Il 25 settembre 1988 la mafia uccideva Antonino Saetta, già presidente della Corte d’appello di Caltanissetta, primo magistrato giudicante assassinato in un agguato in cui morì anche il figlio.
In quegli anni di lutti e affari sporchi, la rettitudine di giudici come Saetta – che si occupò tra l’altro del processo contro i killer del collega Rocco Chinnici – fu essenziale nel contribuire a fermare l’espansione del potere criminale dei clan. Un ruolo troppo poco valorizzato nella nostra drammatica storia di lotta alle mafie.

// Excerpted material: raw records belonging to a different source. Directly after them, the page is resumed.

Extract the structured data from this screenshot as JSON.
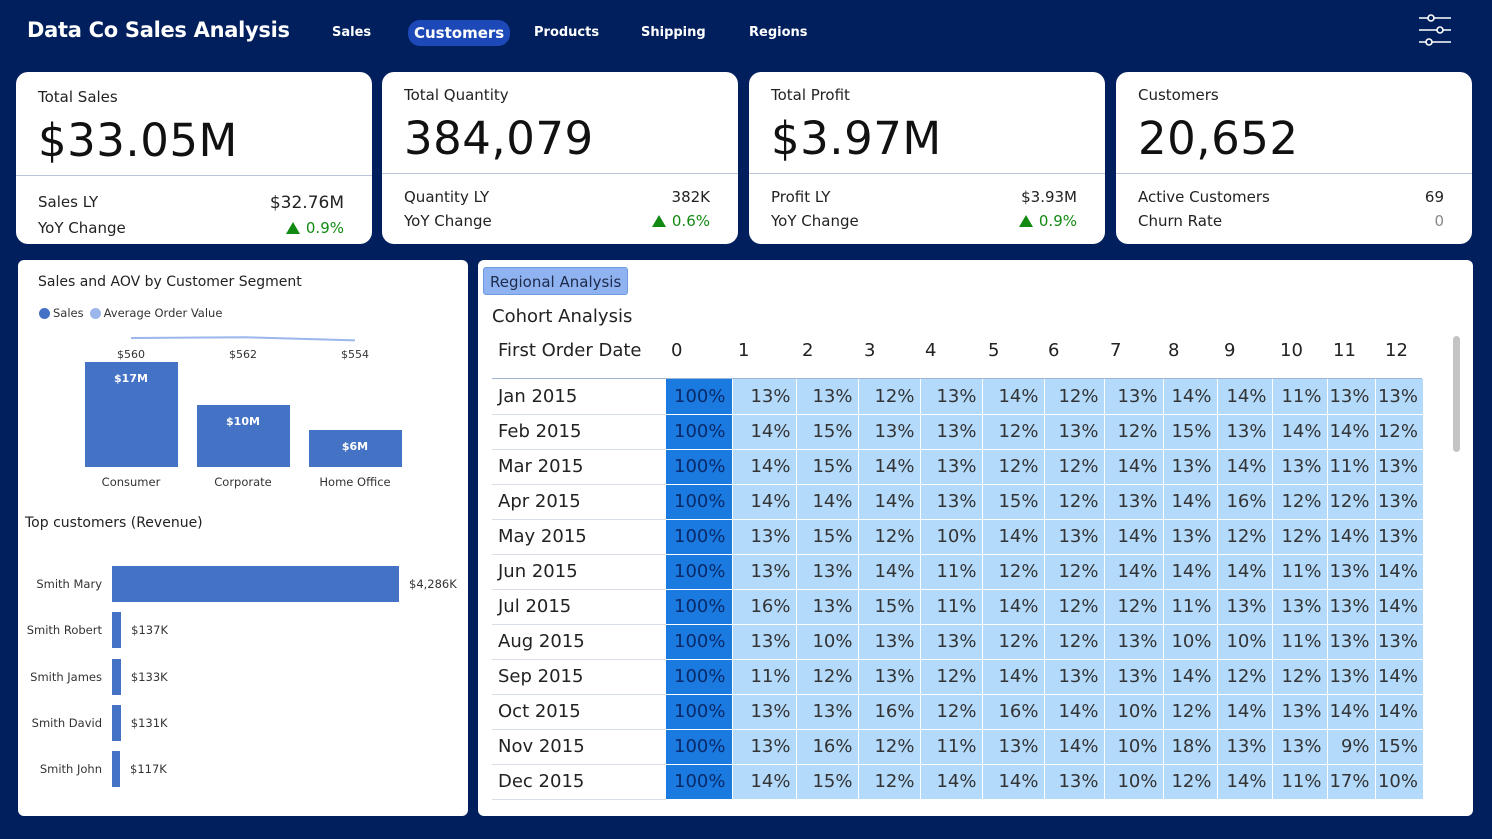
{
  "app": {
    "title": "Data Co Sales Analysis"
  },
  "nav": {
    "tabs": [
      {
        "label": "Sales",
        "active": false
      },
      {
        "label": "Customers",
        "active": true
      },
      {
        "label": "Products",
        "active": false
      },
      {
        "label": "Shipping",
        "active": false
      },
      {
        "label": "Regions",
        "active": false
      }
    ],
    "filter_icon": "sliders-icon"
  },
  "kpis": [
    {
      "title": "Total Sales",
      "value": "$33.05M",
      "row1_label": "Sales LY",
      "row1_value": "$32.76M",
      "row2_label": "YoY Change",
      "row2_value": "0.9%"
    },
    {
      "title": "Total Quantity",
      "value": "384,079",
      "row1_label": "Quantity LY",
      "row1_value": "382K",
      "row2_label": "YoY Change",
      "row2_value": "0.6%"
    },
    {
      "title": "Total Profit",
      "value": "$3.97M",
      "row1_label": "Profit LY",
      "row1_value": "$3.93M",
      "row2_label": "YoY Change",
      "row2_value": "0.9%"
    },
    {
      "title": "Customers",
      "value": "20,652",
      "row1_label": "Active Customers",
      "row1_value": "69",
      "row2_label": "Churn Rate",
      "row2_value": "0"
    }
  ],
  "colors": {
    "background": "#001f5c",
    "accent": "#4472c4",
    "positive": "#128a12",
    "cohort_first": "#1a7ae0",
    "cohort_cell": "#b3d9fb"
  },
  "segment_chart": {
    "title": "Sales and AOV by Customer Segment",
    "legend": [
      "Sales",
      "Average Order Value"
    ]
  },
  "top_customers": {
    "title": "Top customers (Revenue)"
  },
  "chart_data": [
    {
      "type": "bar",
      "title": "Sales and AOV by Customer Segment",
      "categories": [
        "Consumer",
        "Corporate",
        "Home Office"
      ],
      "series": [
        {
          "name": "Sales",
          "values": [
            17,
            10,
            6
          ],
          "labels": [
            "$17M",
            "$10M",
            "$6M"
          ]
        },
        {
          "name": "Average Order Value",
          "values": [
            560,
            562,
            554
          ],
          "labels": [
            "$560",
            "$562",
            "$554"
          ]
        }
      ]
    },
    {
      "type": "bar",
      "title": "Top customers (Revenue)",
      "orientation": "horizontal",
      "categories": [
        "Smith Mary",
        "Smith Robert",
        "Smith James",
        "Smith David",
        "Smith John"
      ],
      "values": [
        4286,
        137,
        133,
        131,
        117
      ],
      "labels": [
        "$4,286K",
        "$137K",
        "$133K",
        "$131K",
        "$117K"
      ]
    }
  ],
  "regional": {
    "button_label": "Regional Analysis"
  },
  "cohort": {
    "title": "Cohort Analysis",
    "date_header": "First Order Date",
    "columns": [
      "0",
      "1",
      "2",
      "3",
      "4",
      "5",
      "6",
      "7",
      "8",
      "9",
      "10",
      "11",
      "12"
    ],
    "rows": [
      {
        "date": "Jan 2015",
        "values": [
          "100%",
          "13%",
          "13%",
          "12%",
          "13%",
          "14%",
          "12%",
          "13%",
          "14%",
          "14%",
          "11%",
          "13%",
          "13%"
        ]
      },
      {
        "date": "Feb 2015",
        "values": [
          "100%",
          "14%",
          "15%",
          "13%",
          "13%",
          "12%",
          "13%",
          "12%",
          "15%",
          "13%",
          "14%",
          "14%",
          "12%"
        ]
      },
      {
        "date": "Mar 2015",
        "values": [
          "100%",
          "14%",
          "15%",
          "14%",
          "13%",
          "12%",
          "12%",
          "14%",
          "13%",
          "14%",
          "13%",
          "11%",
          "13%"
        ]
      },
      {
        "date": "Apr 2015",
        "values": [
          "100%",
          "14%",
          "14%",
          "14%",
          "13%",
          "15%",
          "12%",
          "13%",
          "14%",
          "16%",
          "12%",
          "12%",
          "13%"
        ]
      },
      {
        "date": "May 2015",
        "values": [
          "100%",
          "13%",
          "15%",
          "12%",
          "10%",
          "14%",
          "13%",
          "14%",
          "13%",
          "12%",
          "12%",
          "14%",
          "13%"
        ]
      },
      {
        "date": "Jun 2015",
        "values": [
          "100%",
          "13%",
          "13%",
          "14%",
          "11%",
          "12%",
          "12%",
          "14%",
          "14%",
          "14%",
          "11%",
          "13%",
          "14%"
        ]
      },
      {
        "date": "Jul 2015",
        "values": [
          "100%",
          "16%",
          "13%",
          "15%",
          "11%",
          "14%",
          "12%",
          "12%",
          "11%",
          "13%",
          "13%",
          "13%",
          "14%"
        ]
      },
      {
        "date": "Aug 2015",
        "values": [
          "100%",
          "13%",
          "10%",
          "13%",
          "13%",
          "12%",
          "12%",
          "13%",
          "10%",
          "10%",
          "11%",
          "13%",
          "13%"
        ]
      },
      {
        "date": "Sep 2015",
        "values": [
          "100%",
          "11%",
          "12%",
          "13%",
          "12%",
          "14%",
          "13%",
          "13%",
          "14%",
          "12%",
          "12%",
          "13%",
          "14%"
        ]
      },
      {
        "date": "Oct 2015",
        "values": [
          "100%",
          "13%",
          "13%",
          "16%",
          "12%",
          "16%",
          "14%",
          "10%",
          "12%",
          "14%",
          "13%",
          "14%",
          "14%"
        ]
      },
      {
        "date": "Nov 2015",
        "values": [
          "100%",
          "13%",
          "16%",
          "12%",
          "11%",
          "13%",
          "14%",
          "10%",
          "18%",
          "13%",
          "13%",
          "9%",
          "15%"
        ]
      },
      {
        "date": "Dec 2015",
        "values": [
          "100%",
          "14%",
          "15%",
          "12%",
          "14%",
          "14%",
          "13%",
          "10%",
          "12%",
          "14%",
          "11%",
          "17%",
          "10%"
        ]
      }
    ]
  }
}
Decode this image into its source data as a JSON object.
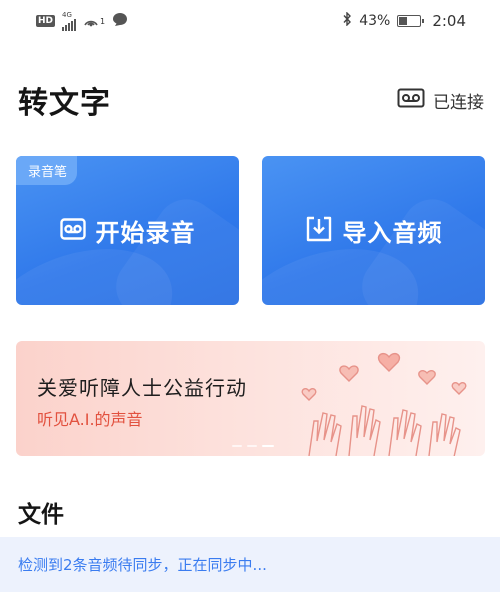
{
  "status_bar": {
    "hd": "HD",
    "network": "4G",
    "notification_count": "1",
    "battery_percent": "43%",
    "battery_level": 0.43,
    "time": "2:04",
    "icons": [
      "hd-icon",
      "signal-icon",
      "hotspot-icon",
      "chat-icon",
      "bluetooth-icon",
      "battery-icon"
    ]
  },
  "header": {
    "title": "转文字",
    "connection_label": "已连接",
    "connection_icon": "recorder-icon"
  },
  "actions": {
    "record": {
      "tag": "录音笔",
      "label": "开始录音",
      "icon": "recorder-icon"
    },
    "import": {
      "label": "导入音频",
      "icon": "import-icon"
    }
  },
  "banner": {
    "title": "关爱听障人士公益行动",
    "subtitle": "听见A.I.的声音",
    "page_count": 3,
    "active_page": 3
  },
  "files": {
    "title": "文件",
    "sync_message": "检测到2条音频待同步，正在同步中..."
  },
  "colors": {
    "card_blue": "#3a82ee",
    "sync_text": "#3a7cf0",
    "banner_accent": "#e2513f"
  }
}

Oggi a 35 anni di distanza dalla strage che uccise il giudice Saetta, onoriamo la memoria di un servitore dello Stato, rievocando le sue parole, riportate sui muri del Tribunale di Caltanissetta:
“La nostra dignità ci impone, alle volte, di affrontare con coraggio situazioni difficili. E ci dà, anche, tutto il coraggio di cui, in quei casi, abbiamo bisogno”.
Dichiarazione del Ministro della Giustizia, Carlo Nordio, nel 35esimo anniversario della strage in cui il giudice Antonino Saetta fu ucciso insieme al figlio Stefano nei pressi di Canicattì, sua città d’origine.